Um post escrito no domingo passado, onde Paulo Pedroso dizia de passagem que já não era militante do PS, enquanto criticava a falta da presença sindical no partido, fez levantar dúvidas sobre o seu posicionamento político nesta fase. Houve bruaá q.b., tanto que o antigo ministro veio esta terça-feira explicar que não tem segundas intenções e que não quer ver crescer o “facto político” que surgiu depois da sua publicação. Eduardo Ferro Rodrigues, presidente da Assembleia da República e de cuja direção socialista Pedroso foi porta-voz, lamenta a decisão.
“Não entrei em ruptura com o líder do PS nem em divergência ideológica global com o partido”, garante Pedroso, novamente através da sua página no Facebook. O que tem, garante, são “diferenças de opinião”, no caso concreto sobre a relação do partido com os sindicatos. E agora que vai regressar a Portugal, deixando a administração do Banco Mundial, decidiu expor as suas opiniões “individuais, livre de qualquer fidelidade ou disciplina partidária”. No entanto, admite ter tido “tentações de voltar à política”. Ao Observador, confirma que deixará o Banco Mundial a meio de fevereiro, porque se tinha “comprometido a ficar dois anos”. Explica que sai “um mês antes porque começam as aulas do segundo semestre no ISCTE”, onde é professor.
Aquele que é considerado por muitos um pai político de Pedroso — afinal, foi sob a sua batuta ministerial que Paulo Pedroso se estreou em funções governativas, como seu secretário de Estado do Emprego e Formação — lamenta a saída do partido. Ao Observador, Ferro Rodrigues, atualmente presidente da Assembleia da República, não fala sobre a opinião expressa por Pedroso sobre o caminho atual do PS, nem sobre a decisão de sair do partido — a qual só conheceu esta segunda-feira, garante. “Lamento e espero que tenha muitas felicidades no futuro. E isto não é uma fórmula, é o meu desejo profundo”.
Quanto ao futuro de Pedroso — que já algumas contas apontavam ser de distanciamento com o PS, onde militou, foi dirigente e ministro no segundo Governo de António Guterres — é o próprio ex-socialista que vem garantir: “Fui, sou e serei um socialista democrático, não estou em trânsito para nenhum outro espaço político nem desconfortável com este espaço”.
“Não há nenhuma ruptura, nenhum drama, apenas a decisão de que não é no quadro partidário nem balizado por ele que tenho a intervenção que decidir ter“. Isto depois de duas críticas de rajada à linha de António Costa. A primeira foi no final da semana passada, altura em que comentou o parecer do Tribunal de Contas que contrariou uma decisão do ex-ministro socialista Vieira da Silva e de Fernando Medina pelo acordo para a venda de 11 imóveis abaixo do valor das avaliações da própria Segurança Social, para arrendamento acessível.

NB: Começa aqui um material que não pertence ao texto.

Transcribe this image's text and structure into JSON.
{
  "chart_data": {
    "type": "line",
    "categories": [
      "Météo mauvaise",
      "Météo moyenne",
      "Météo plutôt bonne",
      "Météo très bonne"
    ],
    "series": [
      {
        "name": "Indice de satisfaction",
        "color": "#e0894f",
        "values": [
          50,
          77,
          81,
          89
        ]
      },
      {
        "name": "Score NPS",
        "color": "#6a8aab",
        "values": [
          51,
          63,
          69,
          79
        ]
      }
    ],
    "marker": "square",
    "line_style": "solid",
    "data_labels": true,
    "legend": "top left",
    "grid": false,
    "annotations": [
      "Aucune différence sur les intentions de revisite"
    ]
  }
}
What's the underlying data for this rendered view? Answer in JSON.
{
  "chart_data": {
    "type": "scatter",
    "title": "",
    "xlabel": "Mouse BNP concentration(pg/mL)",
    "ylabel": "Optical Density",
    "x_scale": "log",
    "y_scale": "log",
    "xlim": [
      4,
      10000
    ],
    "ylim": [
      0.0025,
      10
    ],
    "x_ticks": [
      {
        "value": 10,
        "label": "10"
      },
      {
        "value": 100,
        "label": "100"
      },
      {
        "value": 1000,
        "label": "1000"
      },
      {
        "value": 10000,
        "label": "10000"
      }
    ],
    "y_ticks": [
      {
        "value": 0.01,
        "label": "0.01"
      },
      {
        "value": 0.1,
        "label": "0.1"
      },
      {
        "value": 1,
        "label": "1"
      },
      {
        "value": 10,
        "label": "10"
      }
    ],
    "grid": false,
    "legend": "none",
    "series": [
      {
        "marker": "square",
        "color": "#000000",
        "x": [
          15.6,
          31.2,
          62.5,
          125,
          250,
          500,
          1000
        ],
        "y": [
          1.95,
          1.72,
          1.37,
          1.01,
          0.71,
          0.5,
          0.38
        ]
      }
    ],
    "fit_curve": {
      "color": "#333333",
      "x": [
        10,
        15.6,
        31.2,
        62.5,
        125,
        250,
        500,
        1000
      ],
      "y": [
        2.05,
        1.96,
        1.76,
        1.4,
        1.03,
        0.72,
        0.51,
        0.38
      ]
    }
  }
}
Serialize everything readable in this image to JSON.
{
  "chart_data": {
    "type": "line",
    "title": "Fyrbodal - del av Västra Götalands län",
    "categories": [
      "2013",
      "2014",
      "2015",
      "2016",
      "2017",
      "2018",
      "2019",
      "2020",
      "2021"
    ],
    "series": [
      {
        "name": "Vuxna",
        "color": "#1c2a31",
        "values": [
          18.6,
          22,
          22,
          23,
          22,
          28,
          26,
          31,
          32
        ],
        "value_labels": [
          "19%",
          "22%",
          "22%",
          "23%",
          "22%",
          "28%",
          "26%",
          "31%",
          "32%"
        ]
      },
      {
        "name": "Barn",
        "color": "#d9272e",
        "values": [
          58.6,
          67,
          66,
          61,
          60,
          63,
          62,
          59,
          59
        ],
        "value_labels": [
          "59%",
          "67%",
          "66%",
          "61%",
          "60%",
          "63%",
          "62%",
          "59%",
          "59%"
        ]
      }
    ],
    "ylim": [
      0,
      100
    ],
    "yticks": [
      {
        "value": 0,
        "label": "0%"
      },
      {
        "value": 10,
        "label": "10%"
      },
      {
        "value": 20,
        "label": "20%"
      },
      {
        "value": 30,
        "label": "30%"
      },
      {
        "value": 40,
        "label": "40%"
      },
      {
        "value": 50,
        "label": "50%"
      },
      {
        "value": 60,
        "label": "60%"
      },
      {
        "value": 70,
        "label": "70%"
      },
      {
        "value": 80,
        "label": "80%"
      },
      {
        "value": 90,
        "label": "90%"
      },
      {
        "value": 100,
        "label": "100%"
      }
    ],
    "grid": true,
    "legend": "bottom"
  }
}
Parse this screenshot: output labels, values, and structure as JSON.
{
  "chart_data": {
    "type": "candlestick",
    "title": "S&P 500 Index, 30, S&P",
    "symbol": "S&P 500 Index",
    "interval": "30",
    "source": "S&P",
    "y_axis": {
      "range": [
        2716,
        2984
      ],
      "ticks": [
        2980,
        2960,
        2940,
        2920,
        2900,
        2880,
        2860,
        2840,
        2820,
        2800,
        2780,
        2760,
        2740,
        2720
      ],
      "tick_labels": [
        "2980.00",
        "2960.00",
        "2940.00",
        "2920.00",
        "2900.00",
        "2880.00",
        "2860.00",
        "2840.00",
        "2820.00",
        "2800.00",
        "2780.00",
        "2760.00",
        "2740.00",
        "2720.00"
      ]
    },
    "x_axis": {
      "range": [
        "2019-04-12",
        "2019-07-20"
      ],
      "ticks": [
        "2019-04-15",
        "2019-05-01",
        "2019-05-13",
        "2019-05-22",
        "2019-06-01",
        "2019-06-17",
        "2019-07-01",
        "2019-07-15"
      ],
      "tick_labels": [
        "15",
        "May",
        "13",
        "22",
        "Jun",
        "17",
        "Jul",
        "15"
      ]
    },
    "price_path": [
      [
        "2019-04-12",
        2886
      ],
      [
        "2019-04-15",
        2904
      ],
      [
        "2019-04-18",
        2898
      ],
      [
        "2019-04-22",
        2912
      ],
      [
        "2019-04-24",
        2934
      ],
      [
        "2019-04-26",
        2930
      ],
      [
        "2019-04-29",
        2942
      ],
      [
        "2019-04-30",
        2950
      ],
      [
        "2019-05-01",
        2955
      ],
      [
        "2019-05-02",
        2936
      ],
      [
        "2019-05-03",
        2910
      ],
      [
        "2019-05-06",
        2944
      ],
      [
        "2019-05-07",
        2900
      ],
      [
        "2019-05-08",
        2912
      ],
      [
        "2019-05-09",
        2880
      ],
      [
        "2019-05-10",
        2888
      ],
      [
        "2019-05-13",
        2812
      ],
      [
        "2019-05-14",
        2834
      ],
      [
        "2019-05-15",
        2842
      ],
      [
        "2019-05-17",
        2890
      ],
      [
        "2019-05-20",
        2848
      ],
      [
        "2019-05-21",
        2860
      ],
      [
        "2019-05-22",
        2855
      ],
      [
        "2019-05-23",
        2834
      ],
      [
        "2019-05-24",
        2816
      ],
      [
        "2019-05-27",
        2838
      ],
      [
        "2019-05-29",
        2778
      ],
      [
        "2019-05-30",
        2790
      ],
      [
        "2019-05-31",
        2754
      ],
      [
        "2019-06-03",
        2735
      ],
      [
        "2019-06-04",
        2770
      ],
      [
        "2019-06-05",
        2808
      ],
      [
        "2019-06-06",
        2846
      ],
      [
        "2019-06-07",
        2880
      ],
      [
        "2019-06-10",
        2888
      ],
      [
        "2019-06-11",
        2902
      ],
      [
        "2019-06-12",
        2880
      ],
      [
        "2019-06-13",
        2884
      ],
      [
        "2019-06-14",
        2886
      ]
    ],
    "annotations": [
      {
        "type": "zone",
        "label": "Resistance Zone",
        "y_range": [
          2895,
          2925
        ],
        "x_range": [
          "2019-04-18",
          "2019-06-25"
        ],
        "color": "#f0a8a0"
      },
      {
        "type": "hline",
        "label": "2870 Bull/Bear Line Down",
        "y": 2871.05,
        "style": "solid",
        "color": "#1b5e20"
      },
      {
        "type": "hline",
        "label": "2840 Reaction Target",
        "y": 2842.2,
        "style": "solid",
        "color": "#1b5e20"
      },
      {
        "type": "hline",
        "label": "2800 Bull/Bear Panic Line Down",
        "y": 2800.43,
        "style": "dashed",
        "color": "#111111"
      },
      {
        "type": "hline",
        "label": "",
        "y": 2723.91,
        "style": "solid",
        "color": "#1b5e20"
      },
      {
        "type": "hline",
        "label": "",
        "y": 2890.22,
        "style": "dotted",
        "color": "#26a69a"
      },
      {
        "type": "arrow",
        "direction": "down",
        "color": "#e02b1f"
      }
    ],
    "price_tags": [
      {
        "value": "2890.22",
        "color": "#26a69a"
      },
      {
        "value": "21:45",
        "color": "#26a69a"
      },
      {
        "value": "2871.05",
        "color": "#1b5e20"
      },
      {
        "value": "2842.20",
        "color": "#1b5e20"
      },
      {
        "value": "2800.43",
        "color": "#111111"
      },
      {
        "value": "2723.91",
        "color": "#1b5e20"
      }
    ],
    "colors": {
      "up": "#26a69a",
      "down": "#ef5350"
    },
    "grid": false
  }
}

Ex-ministro socialista critica Vieira da Silva e Medina por negócio de venda de imóveis
A outra surgiu no domingo, na reação à saída de Carlos Silva da liderança da UGT, desta vez mais direta a António Costa, nomeando-o sem rodeios: “O desinteresse do PS pelo sindicalismo que se agravou desde que António Costa é secretário-geral e primeiro-ministro é motivo para quem não quer a desinstitucionalização das relações laborais pensar que via socialista é esta que a direção do PS de António Costa adotou, mas que ainda está muito a tempo de corrigir, no partido e no governo, embora já não na representatividade parlamentar.” Foi neste post que pareceu lançar uma ponte para outra empreitada, longe do PS. Mas agora diz que foi antes o atravessar de “uma ponte para outro tipo de intervenção cívica”. “Nada mais, para alívio de alguns e desilusão de outros”, deixa ainda em jeito de provocação.
Na atual ala mais à esquerda do PS — que Paulo Pedroso também já representou em tempos e, em 2010 (bem antes da “geringonça”), até foi a umas jornadas parlamentares do partido defender que o PS tem que saber manter aliados à esquerda — a saída do partido foi vista com curiosidade. Um socialista dessa ala comentou com o Observador parecerem-lhe “pouco” as “matérias identificadas” no post para justificarem a decisão de sair. “Não é claro que seja esta a razão de saída do PS”, acrescentou. No regresso a Portugal, Pedroso diz que se dedicará “essencialmente” à vida académica.